1. To ensure the accuracy of the subsequent analyses, the HbA2/HbF Calibrator is analyzed at the start of each run to generate calibration factors for both hemoglobin A2 and F. These calibration factors will then be applied to calculate the area percentages for HbA2 and F in all subsequent analyses within the run. Additionally, the Lyphocheck Hemoglobin A2 Control (Levels 1 and 2 from Bio-Rad) is analyzed to verify that the concentration values of HbA2 and HbF remain within acceptable limits.
2. A total of 5 uL EDTA blood sample is diluted with a 1 mL diluent buffer and followed by an analysis time of 6.5 minutes per sample. 
3. For individuals with low hemoglobin readings, they must be pre-diluted in the ratio of 1:100 wash buffer in order to fit the total area within 1,000,000 to 3,000,000 µvolt·second to be considered as valid results.  

HPLC Interpretation

Peripheral whole blood can be effectively resolved into hemoglobin A, A₂/E, F and other haemoglobins variants. This program has two calibrated areas (%), namely peak F and A₂, whereby the HbF and HbA₂ concentration can be measured.

Manufacturer assigned windows for Bio-Rad VARIANT^TM HPLC System

Peak Name	Window (minutes)	Retention Time (minutes)
F window	1.00 – 1.30	1.15
P2 window	1.30 – 1.60	1.45
P3 window	1.60 – 1.90	1.75
A0 window	1.90 – 3.30	2.60
A2 window	3.30 – 3.90	3.60
D window	3.90 – 4.30	4.10
S window	4.30 – 4.70	4.50
C window	4.90 – 5.30	5.10

Common hemoglobin variants detected according to different time windows (retention times)

Window / Peak Name	Retention Time (minutes)	Causes / Variant Hemoglobin
Pre-integration region	< 1	Bilirubin, Hb H, Hb Barts
F window	0.98 – 1.22	HbF, Hb Okayama
P2 window	1.28 – 1.50	Glycated HbA, Hb Hope
P3 window	1.50 – 1.90	Aged samples, HbJ-Meerut, Hb J-Oxford
A window	1.90 – 3.10	HbA, Glycated HbS, intact Hb Koln
A2 window	3.30 – 3.90	HbE, Hb D-Iran, Hb Lepore, Hb G-Koushatta, Hb Zurich, Hb Korle Bu
D window	3.90 – 4.30	Hb D-Punjab, Hb G-Philadelphia
S window	4.30 – 4.70	HbS, Hb Q-Thailand, Hb Manitoba
C window	4.90 – 5.30	HbC, Hb Constant Spring, Hb Agenogi, Hb O-Arab

Frequently Asked Questions (FAQs)

What are the normal percentages for different hemoglobin types (e.g., HbA1, HbA2, HbF) in adults?

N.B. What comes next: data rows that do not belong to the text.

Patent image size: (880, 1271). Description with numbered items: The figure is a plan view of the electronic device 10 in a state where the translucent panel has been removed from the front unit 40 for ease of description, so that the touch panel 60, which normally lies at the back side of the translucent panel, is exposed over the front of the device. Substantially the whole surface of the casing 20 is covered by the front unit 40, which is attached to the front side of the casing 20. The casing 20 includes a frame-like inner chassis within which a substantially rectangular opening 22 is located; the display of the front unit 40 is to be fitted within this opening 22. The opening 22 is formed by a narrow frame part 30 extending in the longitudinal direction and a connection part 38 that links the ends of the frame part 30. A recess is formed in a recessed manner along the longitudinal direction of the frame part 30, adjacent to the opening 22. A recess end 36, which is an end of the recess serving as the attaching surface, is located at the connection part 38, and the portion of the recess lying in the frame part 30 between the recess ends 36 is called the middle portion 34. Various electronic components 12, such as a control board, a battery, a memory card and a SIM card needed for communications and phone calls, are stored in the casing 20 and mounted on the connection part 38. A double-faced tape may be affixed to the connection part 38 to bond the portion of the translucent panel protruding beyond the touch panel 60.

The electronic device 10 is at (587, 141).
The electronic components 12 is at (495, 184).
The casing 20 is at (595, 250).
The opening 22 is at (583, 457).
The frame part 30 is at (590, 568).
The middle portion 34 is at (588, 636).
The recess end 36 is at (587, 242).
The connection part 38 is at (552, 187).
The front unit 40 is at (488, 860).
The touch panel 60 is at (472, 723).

In healthy adults, the normal percentages for the major hemoglobin types are generally as follows:

• Hemoglobin A (HbA): This is the predominant adult hemoglobin. Normal range is typically 95% to 98% of total hemoglobin.
• Hemoglobin A2 (HbA2): This is a minor adult hemoglobin. Normal range is typically 2% to 3% (some sources may state up to 3.5%).
• Hemoglobin F (HbF – Fetal Hemoglobin): In adults, HbF is present in very small amounts. Normal levels are generally less than 1% or 0.8% to 2%.

What factors can affect Hemoglobin HPLC test results?

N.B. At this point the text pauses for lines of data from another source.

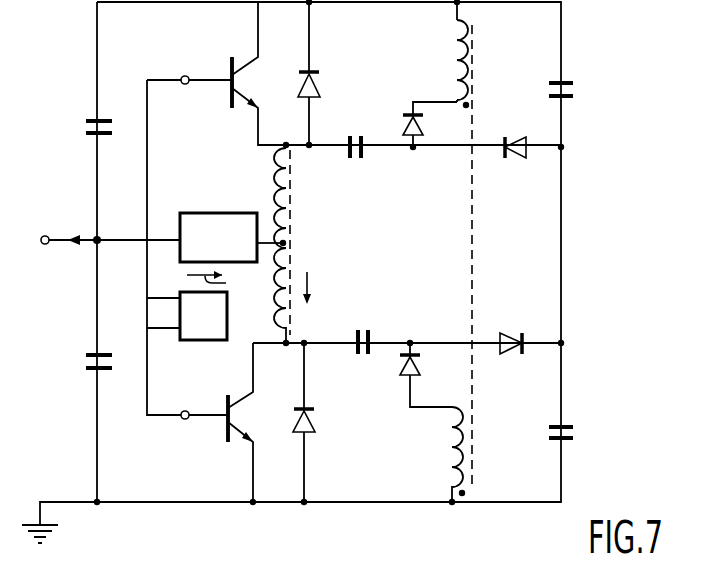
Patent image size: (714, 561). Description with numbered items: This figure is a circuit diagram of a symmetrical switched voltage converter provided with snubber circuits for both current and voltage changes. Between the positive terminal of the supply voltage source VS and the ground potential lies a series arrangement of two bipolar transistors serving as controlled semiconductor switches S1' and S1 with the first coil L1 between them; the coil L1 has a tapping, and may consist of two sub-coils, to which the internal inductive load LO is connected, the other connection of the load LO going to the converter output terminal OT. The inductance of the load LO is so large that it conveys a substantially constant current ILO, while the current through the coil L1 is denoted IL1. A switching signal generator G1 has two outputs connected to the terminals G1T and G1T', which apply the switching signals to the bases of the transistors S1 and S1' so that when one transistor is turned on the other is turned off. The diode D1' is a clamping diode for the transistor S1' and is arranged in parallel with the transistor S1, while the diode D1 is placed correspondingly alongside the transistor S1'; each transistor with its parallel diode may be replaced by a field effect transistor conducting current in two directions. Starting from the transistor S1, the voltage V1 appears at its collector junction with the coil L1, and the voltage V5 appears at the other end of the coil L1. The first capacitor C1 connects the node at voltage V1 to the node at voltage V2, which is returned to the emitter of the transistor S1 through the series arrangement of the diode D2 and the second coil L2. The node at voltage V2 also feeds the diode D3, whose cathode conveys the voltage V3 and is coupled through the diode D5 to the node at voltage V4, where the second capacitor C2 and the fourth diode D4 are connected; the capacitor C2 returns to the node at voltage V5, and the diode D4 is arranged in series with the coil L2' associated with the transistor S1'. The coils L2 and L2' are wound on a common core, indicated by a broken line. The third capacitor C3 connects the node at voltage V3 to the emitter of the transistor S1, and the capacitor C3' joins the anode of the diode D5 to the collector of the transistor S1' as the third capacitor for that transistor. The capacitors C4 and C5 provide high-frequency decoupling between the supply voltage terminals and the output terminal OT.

The supply voltage source VS is at (52, 20).
The fifth capacitor C5 is at (88, 126).
The fourth capacitor C4 is at (86, 362).
The converter output terminal OT is at (45, 236).
The switching signal terminal G1T' is at (184, 59).
The switching signal terminal G1T is at (179, 397).
The controlled semiconductor switch S1' is at (214, 93).
The controlled semiconductor switch S1 is at (212, 426).
The inductive load LO is at (233, 212).
The switching signal generator G1 is at (221, 342).
The semiconductor switching element D1 is at (324, 91).
The clamping diode D1' is at (324, 424).
The junction point voltage V5 is at (288, 148).
The second capacitor C2 is at (355, 161).
The fourth semiconductor switching element D4 is at (404, 124).
The junction point voltage V4 is at (413, 151).
The second coil L2' is at (444, 52).
The second coil L2 is at (441, 454).
The third capacitor C3' is at (576, 105).
The third capacitor C3 is at (578, 430).
The fifth diode D5 is at (517, 158).
The first coil L1 is at (280, 228).
The load current ILO is at (226, 281).
The coil current IL1 is at (324, 288).
The junction point voltage V1 is at (288, 339).
The first capacitor C1 is at (366, 328).
The capacitor terminal voltage V2 is at (411, 339).
The second semiconductor switching element D2 is at (402, 375).
The third semiconductor switching element D3 is at (516, 330).
The junction point voltage V3 is at (564, 338).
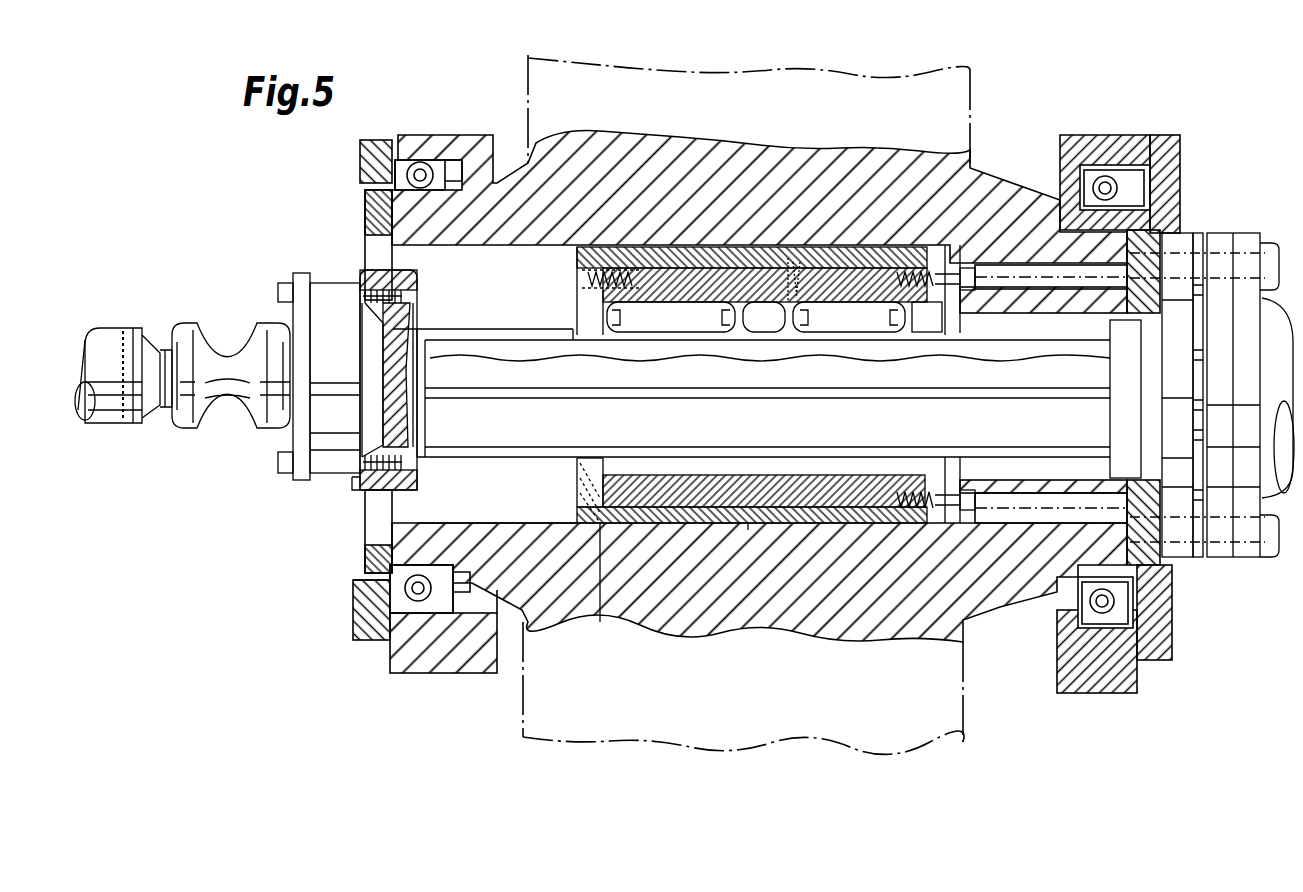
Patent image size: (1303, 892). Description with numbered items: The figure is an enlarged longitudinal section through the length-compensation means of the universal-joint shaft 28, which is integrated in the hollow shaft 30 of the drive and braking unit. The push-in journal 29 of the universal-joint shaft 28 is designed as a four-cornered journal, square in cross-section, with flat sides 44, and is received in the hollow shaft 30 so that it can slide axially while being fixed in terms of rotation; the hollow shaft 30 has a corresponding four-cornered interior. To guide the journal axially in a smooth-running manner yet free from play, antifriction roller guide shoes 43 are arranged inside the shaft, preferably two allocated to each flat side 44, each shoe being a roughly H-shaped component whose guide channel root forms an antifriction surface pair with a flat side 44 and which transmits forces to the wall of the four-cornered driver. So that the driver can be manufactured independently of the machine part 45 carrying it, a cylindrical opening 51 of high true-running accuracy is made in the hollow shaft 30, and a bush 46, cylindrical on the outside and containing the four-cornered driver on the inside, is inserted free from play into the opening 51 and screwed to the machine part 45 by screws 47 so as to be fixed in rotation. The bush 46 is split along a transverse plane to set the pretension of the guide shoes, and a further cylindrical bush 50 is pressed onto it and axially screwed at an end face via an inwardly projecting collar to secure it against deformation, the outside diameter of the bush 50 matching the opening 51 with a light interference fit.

Several factors can influence Hemoglobin High Performance Liquid Chromatography test results, potentially leading to inaccurate readings or difficulties in interpretation.

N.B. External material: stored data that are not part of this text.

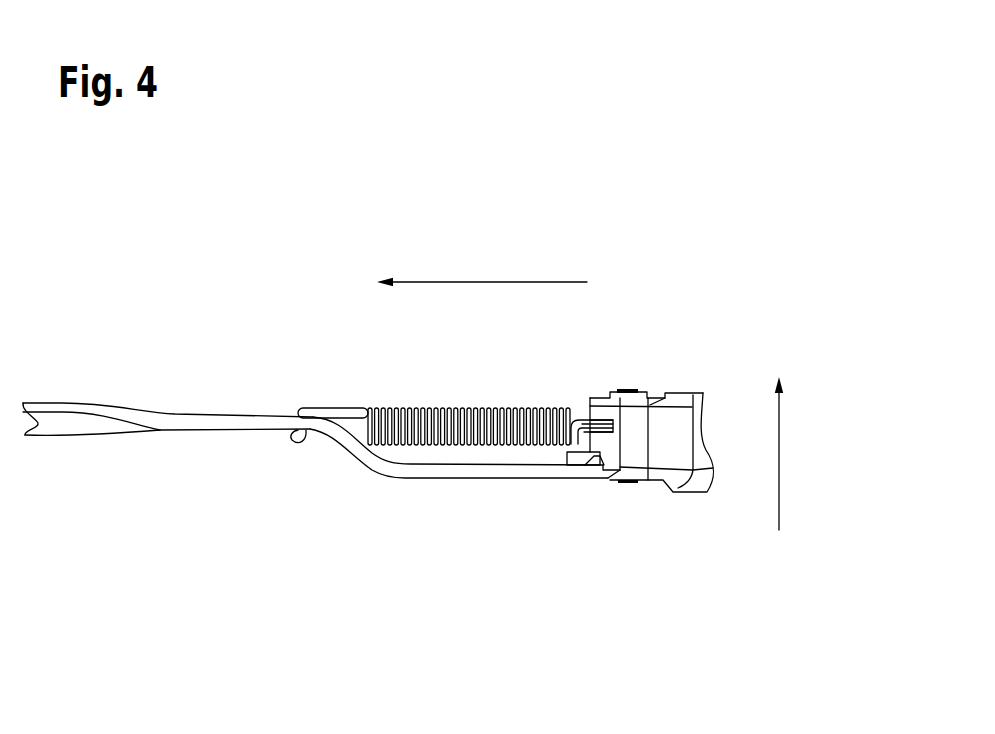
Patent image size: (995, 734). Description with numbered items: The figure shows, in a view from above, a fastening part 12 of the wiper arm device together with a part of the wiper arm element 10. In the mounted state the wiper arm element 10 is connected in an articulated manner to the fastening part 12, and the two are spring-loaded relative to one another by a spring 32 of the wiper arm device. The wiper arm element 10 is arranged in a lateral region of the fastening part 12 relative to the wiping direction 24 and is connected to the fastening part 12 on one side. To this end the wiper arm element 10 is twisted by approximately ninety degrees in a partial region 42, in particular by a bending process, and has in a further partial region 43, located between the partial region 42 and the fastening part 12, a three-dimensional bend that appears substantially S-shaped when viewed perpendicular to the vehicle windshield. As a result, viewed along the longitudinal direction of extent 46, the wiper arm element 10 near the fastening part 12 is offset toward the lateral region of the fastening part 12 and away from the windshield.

The wiper arm element 10 is at (170, 348).
The fastening part 12 is at (727, 387).
The wiping direction 24 is at (779, 460).
The spring 32 is at (426, 390).
The partial region 42 is at (102, 462).
The further partial region 43 is at (340, 484).
The longitudinal direction of extent 46 is at (488, 280).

Presence of Hemoglobin Variants

• Common and Rare Hemoglobin Variants: The presence of other hemoglobin variants (e.g., HbS, HbC, HbE, HbD, HbG, HbO-Arab) can interfere with the accurate quantification of normal hemoglobins (HbA, HbA2, HbF) or even HbA1c, as they might co-elute or have similar retention times to the fractions being measured. HPLC systems are designed to resolve many common variants, but unusual or new variants might still pose challenges.
• Fetal Hemoglobin (HbF): Elevated levels of HbF, common in certain conditions (like beta-thalassemia major/intermedia, hereditary persistence of fetal hemoglobin), can interfere with the accurate measurement of other hemoglobin fractions.

Sample-Related Factors

• Age of Sample/Sample Degradation: Aged blood samples can show spurious peaks due to hemoglobin degradation or modification, which can interfere with the analysis.
• Sample Quality: Hemolysis (breakdown of red blood cells before analysis) can affect results.
• Transfusion: Recent blood transfusions (especially within the last 3-4 months) can significantly alter the patient’s hemoglobin profile, making it difficult to interpret endogenous hemoglobin levels.
• Iron Deficiency Anemia: Iron deficiency can sometimes lead to lower HbA2 values, potentially masking a beta-thalassemia trait or leading to misinterpretation.
• Other Anemias/Blood Disorders: Conditions like myelodysplastic syndromes, aplastic anemia, or even severe megaloblastic anemia can affect red blood cell production and turnover, indirectly influencing hemoglobin profiles.

Physiological Conditions:

• Pregnancy: Hormonal changes during pregnancy can affect blood parameters, though typically less directly on core hemoglobin variant percentages unless there’s an underlying hemoglobinopathy.
• Medications and Supplements: Certain drugs or supplements, though less common for direct interference with hemoglobin variant separation, can influence blood parameters or cause sample abnormalities. It’s always advisable to inform the healthcare provider about all medications being taken.
• Bilirubin and Other Substances: High levels of bilirubin or other compounds in the sample can sometimes appear as early eluting peaks or cause baseline disturbances.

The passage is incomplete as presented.